I watched all six episodes of season one and I couldn't define the bailiff's role in the comedy part of the show if you held a gun to my dog's head. There are exchanges with Busey that I suspect are suppose to garner laughs. But there is no consistency from exchange to exchange and they might as well have Winfield holding a sign that reads "Pay no attention to me, I'm just providing some exposition."

Abramson's character has the opposite problem. The joke is apparently supposed to be that he is really terrible at his job. He asks awkward questions, doesn't listen to what's going on in the courtroom and can't figure out where to play the handheld microphone. It's an idea that isn't terrible the first couple of times you see it. But like convenience store sushi, it's an idea that gets unpleasant pretty quickly.

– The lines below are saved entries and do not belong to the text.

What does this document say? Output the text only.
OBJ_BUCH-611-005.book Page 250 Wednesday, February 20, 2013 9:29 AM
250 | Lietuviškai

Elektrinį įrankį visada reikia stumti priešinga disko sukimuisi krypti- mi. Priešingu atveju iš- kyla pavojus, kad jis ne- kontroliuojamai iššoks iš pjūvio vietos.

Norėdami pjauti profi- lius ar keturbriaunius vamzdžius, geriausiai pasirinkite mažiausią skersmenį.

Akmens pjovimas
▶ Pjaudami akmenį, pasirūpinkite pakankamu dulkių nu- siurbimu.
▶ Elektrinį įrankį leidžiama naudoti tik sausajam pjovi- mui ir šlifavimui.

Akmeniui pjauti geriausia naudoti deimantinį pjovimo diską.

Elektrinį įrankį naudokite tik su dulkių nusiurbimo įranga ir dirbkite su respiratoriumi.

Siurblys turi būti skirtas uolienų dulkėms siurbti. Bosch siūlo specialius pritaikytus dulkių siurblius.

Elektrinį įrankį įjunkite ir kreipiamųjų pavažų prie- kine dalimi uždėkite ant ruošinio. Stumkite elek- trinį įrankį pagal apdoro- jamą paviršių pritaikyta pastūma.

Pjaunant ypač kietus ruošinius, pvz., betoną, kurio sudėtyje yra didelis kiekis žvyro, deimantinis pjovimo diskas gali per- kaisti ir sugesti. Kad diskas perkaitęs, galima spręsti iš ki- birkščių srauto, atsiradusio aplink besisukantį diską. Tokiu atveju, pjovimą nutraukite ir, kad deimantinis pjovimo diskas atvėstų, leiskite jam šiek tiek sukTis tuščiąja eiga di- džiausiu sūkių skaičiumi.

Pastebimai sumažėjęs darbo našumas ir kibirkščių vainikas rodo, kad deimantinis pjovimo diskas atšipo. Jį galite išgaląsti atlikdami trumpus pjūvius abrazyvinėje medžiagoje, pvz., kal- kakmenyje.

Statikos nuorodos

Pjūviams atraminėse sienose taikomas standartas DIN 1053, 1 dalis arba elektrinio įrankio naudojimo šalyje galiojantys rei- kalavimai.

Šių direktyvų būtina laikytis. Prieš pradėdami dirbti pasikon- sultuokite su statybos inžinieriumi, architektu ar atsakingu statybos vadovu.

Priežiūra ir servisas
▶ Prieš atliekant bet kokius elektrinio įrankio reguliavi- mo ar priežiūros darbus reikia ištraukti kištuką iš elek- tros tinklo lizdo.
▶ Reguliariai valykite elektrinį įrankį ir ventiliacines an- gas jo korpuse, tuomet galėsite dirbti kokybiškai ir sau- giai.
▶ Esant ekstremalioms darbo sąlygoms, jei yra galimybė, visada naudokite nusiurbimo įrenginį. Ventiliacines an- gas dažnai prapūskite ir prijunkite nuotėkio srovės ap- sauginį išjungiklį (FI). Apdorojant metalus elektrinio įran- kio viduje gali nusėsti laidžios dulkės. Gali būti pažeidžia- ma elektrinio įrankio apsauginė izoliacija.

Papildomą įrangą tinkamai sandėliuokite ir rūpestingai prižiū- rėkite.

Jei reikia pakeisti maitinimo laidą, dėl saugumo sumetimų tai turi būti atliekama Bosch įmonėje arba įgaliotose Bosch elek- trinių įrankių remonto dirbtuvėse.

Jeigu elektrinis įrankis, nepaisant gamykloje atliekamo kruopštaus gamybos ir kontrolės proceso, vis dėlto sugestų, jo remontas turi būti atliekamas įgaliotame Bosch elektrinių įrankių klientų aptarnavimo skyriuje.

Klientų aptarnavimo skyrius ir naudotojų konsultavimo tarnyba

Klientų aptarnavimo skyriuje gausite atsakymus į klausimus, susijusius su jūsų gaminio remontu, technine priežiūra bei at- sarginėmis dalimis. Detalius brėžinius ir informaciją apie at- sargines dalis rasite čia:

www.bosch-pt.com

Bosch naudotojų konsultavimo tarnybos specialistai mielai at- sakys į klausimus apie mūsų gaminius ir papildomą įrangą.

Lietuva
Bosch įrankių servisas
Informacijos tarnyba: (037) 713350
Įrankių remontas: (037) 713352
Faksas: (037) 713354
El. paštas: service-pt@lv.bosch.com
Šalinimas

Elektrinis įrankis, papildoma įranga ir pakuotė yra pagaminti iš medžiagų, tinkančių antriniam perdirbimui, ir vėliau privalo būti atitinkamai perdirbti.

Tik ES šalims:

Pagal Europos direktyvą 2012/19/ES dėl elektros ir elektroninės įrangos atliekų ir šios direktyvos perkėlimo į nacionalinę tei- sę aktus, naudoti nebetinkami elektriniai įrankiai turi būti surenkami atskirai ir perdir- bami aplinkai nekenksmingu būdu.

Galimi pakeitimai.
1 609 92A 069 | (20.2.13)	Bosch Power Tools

The comedic value of the cases being "judged" vary in quality from "Man, that's a lame idea" to "that's a pretty amusing one-joke premise." None of them are really entertaining enough to sustain an entire segment. 

There are television shows so spectacularly inept that they are worth seeing simply for the joy of hate watching them. "Gary Busey: Pet Judge" is not one of those shows. This is six episodes of pointless video that seem to have been created more to inflict psychic pain than entertainment value. This is a show that makes me believe that there is indeed too much television for anyone's good. 

"Gary Busey: Pet Judge" is currently streaming on Amazon Prime Video.